Piers: We make no bones about the fact that we are commercial writesr. We are not making art house films, or films for tiny audiences. But at the same time, what’s interesting is, there is a moral ambiguity to all our characters includingSt Trinian’s. In their own way they are far more subversive than the original St Trinians characters. And Burke and Hare is about two serial killers. Who are heros. There is something very subversive in that level of comedy.

In England you tend to get either Lesbian Vampire Killers style slapstick or beautifully crafted pieces like An Education, but in terms of that kind of comedy it’s a long time since I’ve seen anything like this.

We want to make The Hangover and There’s Something About Mary. They are our kind of movies, that’s why America is the place as well, because in the end, they want writers who can deliver big movies…

Which explains why you have started working with US studio Columbia on the screenplay of Lion Called Christian. How did you make the break into Hollywood?

Piers: Our American agent had sent out Burke and Hare. It was an interesting writing sample, because it was unlike anything else that anyone was reading and writing, and it had a certain style to it and a certain slickness, plus it’s basically a buddy movie. So we got a lot of traction over in America, as a result a lot of projects came our way.

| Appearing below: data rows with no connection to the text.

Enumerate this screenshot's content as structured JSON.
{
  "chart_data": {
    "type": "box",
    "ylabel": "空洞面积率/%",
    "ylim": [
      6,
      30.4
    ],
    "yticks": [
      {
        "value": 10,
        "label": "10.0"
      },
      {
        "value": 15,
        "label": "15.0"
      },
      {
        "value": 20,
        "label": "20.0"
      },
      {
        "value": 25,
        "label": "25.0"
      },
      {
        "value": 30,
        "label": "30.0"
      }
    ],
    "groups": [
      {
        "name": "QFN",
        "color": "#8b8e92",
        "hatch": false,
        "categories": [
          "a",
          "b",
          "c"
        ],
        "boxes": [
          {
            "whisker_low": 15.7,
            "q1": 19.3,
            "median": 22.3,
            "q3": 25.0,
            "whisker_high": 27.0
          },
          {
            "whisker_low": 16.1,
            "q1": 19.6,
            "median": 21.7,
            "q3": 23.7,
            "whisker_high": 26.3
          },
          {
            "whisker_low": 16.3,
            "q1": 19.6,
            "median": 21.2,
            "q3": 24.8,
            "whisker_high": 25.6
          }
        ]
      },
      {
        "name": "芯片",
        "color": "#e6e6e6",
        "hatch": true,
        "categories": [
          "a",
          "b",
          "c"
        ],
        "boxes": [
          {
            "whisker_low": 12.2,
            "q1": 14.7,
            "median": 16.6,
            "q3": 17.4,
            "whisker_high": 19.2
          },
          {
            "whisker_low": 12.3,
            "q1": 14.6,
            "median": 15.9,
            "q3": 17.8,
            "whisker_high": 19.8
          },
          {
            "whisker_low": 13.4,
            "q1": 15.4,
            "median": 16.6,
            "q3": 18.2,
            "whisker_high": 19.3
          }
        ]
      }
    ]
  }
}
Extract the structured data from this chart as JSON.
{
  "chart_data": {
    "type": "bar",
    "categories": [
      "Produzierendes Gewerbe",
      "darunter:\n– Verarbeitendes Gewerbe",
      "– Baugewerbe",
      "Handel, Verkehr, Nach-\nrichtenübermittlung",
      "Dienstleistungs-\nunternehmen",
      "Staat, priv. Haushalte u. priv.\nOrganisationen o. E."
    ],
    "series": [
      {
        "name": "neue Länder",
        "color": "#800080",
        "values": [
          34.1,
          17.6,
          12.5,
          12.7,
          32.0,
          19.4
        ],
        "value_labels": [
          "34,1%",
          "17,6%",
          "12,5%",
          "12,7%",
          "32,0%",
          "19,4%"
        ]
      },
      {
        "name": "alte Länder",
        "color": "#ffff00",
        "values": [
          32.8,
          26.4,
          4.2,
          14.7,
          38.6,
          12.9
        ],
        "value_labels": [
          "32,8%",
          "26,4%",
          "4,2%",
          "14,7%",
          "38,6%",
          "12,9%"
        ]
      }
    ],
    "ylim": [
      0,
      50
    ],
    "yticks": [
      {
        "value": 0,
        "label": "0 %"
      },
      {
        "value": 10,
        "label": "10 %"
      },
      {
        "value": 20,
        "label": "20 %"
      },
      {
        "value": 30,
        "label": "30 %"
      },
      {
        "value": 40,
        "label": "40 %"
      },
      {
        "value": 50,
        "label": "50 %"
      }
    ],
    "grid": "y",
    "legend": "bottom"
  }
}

We met with Columbia and they were pushing A Lion Called Christian. I think they spoke to a lot of writers about it. It was unusual because it was set in London in the 60s, so we had a bit more of an angle on that than some Americans.

Nick: Funnily enough Burke and Hare lead to more offers in terms of work in LA than it did in England.

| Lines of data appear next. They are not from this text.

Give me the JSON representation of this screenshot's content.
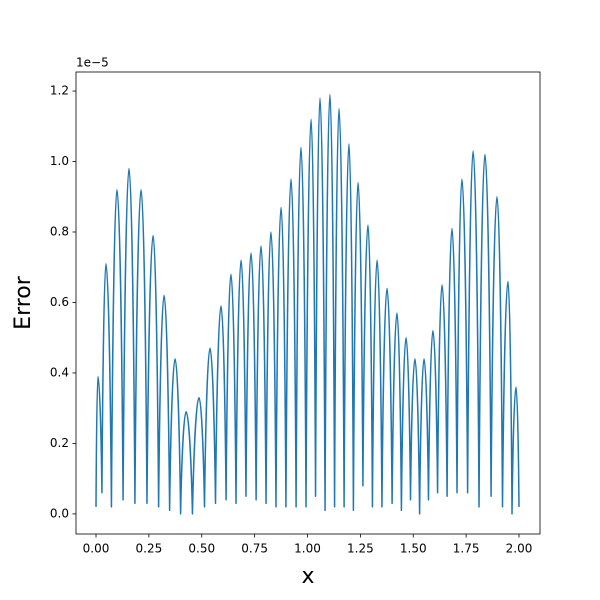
{
  "chart_data": {
    "type": "line",
    "x_label": "x",
    "y_label": "Error",
    "y_offset_label": "1e−5",
    "xlim": [
      -0.0946,
      2.0993
    ],
    "ylim": [
      -0.057,
      1.254
    ],
    "xticks": [
      {
        "value": 0,
        "label": "0.00"
      },
      {
        "value": 0.25,
        "label": "0.25"
      },
      {
        "value": 0.5,
        "label": "0.50"
      },
      {
        "value": 0.75,
        "label": "0.75"
      },
      {
        "value": 1,
        "label": "1.00"
      },
      {
        "value": 1.25,
        "label": "1.25"
      },
      {
        "value": 1.5,
        "label": "1.50"
      },
      {
        "value": 1.75,
        "label": "1.75"
      },
      {
        "value": 2,
        "label": "2.00"
      }
    ],
    "yticks": [
      {
        "value": 0,
        "label": "0.0"
      },
      0.2,
      0.4,
      0.6,
      0.8,
      {
        "value": 1,
        "label": "1.0"
      },
      1.2
    ],
    "x": [
      0,
      0.009,
      0.028,
      0.047,
      0.073,
      0.099,
      0.128,
      0.156,
      0.184,
      0.213,
      0.241,
      0.27,
      0.296,
      0.322,
      0.348,
      0.374,
      0.4,
      0.426,
      0.456,
      0.487,
      0.513,
      0.539,
      0.565,
      0.591,
      0.615,
      0.638,
      0.662,
      0.686,
      0.709,
      0.733,
      0.757,
      0.78,
      0.804,
      0.827,
      0.851,
      0.875,
      0.898,
      0.922,
      0.946,
      0.969,
      0.993,
      1.017,
      1.038,
      1.059,
      1.083,
      1.106,
      1.128,
      1.149,
      1.173,
      1.196,
      1.217,
      1.239,
      1.262,
      1.286,
      1.307,
      1.329,
      1.352,
      1.376,
      1.4,
      1.423,
      1.444,
      1.466,
      1.487,
      1.508,
      1.53,
      1.551,
      1.572,
      1.593,
      1.615,
      1.636,
      1.66,
      1.683,
      1.707,
      1.73,
      1.757,
      1.783,
      1.811,
      1.839,
      1.868,
      1.896,
      1.922,
      1.948,
      1.967,
      1.986,
      2.0
    ],
    "series": [
      {
        "color": "#1f77b4",
        "values": [
          0.02,
          0.39,
          0.06,
          0.71,
          0.02,
          0.92,
          0.04,
          0.98,
          0.03,
          0.92,
          0.03,
          0.79,
          0.02,
          0.62,
          0.01,
          0.44,
          0.0,
          0.29,
          0.0,
          0.33,
          0.02,
          0.47,
          0.03,
          0.59,
          0.04,
          0.68,
          0.03,
          0.72,
          0.05,
          0.74,
          0.04,
          0.76,
          0.03,
          0.8,
          0.02,
          0.87,
          0.02,
          0.95,
          0.02,
          1.04,
          0.02,
          1.12,
          0.05,
          1.18,
          0.01,
          1.19,
          0.02,
          1.15,
          0.02,
          1.05,
          0.01,
          0.94,
          0.08,
          0.82,
          0.02,
          0.72,
          0.02,
          0.64,
          0.03,
          0.57,
          0.01,
          0.5,
          0.04,
          0.44,
          0.0,
          0.44,
          0.04,
          0.52,
          0.06,
          0.65,
          0.05,
          0.81,
          0.06,
          0.95,
          0.06,
          1.03,
          0.02,
          1.02,
          0.05,
          0.9,
          0.02,
          0.66,
          0.0,
          0.36,
          0.02
        ]
      }
    ]
  }
}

I think in England, people see a lot more period scripts, there is a tradition of British writers writing historical dramas. Whereas in America, the reaction was, we haven’t read anything like this. So I think it was refreshing for them to find new voices.  

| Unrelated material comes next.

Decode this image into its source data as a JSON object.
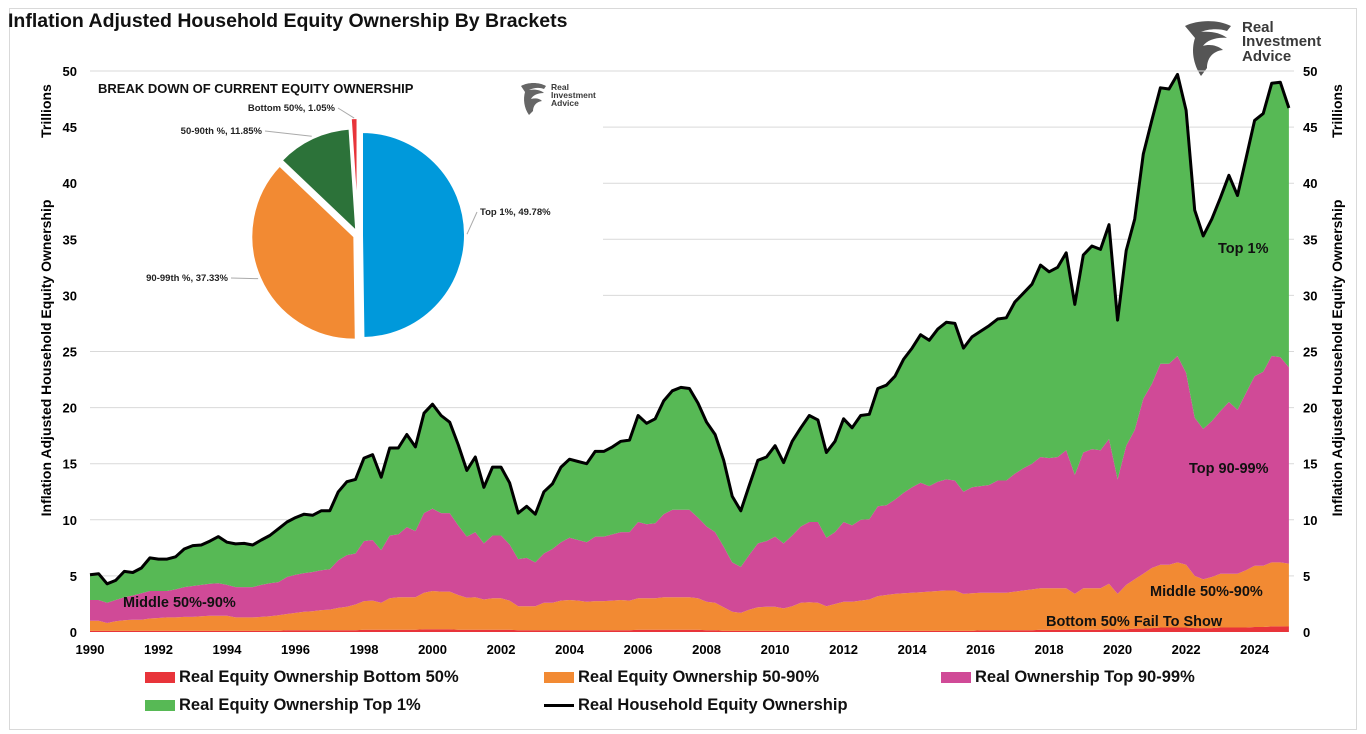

All the feedback we got in America when it was first read was, we really love this, but you would never have a hope in hell of getting it made here. Because it is just not something they would make. But as a writing sample, it was a fantastic writing sample, because to them it felt so unique.

Now that you are big shot Hollywood screenwriters, are you going to turn your back on the UK?

Nick: It’s every screenwriters dream to go and work in Hollywood. But ultimately, Barnaby and the British film industry gave us our first opportunities and the reason why we brought him Fishermans Friends, exclusively, was out of respect for him and because we have this long standing relationship and a desire to continue making successful British comedies.

Piers: We certainly don’t want to turn our backs on England, because it’s where we are from, and we’ve got a great relationship with Ealing and people like Nigel Green at Entertainment. But equally we are not going to turn down a studio movie.

I think a lot of English writers end up bouncing between TV and movies to maintain a career or just go to Ameica and leave England behind. We’re trying to do both.

What’s the secret to your working relationship?

Piers: Everyone is different, but we tend to sit down and thrash it out until we get to a structure we like and then one of us starts and bounces the pages back to the other, because then we have something to talk about, rather than sitting in a room trying to work out a gag. That would be mad. Then eventually we sit down together for the last week of the process to tidy it up and hone it down and put more jokes in. Over time you reach an understanding. For instance, I know how long it’s going to take him to write the next five pages, so I know not to harass him until then!

Nick: There is a trust there. One of you can’t be the dominant partner, it’s like a successful marriage, there must be compromises, and you argue along the way, but ultimately you have to respect your partner’s point of view!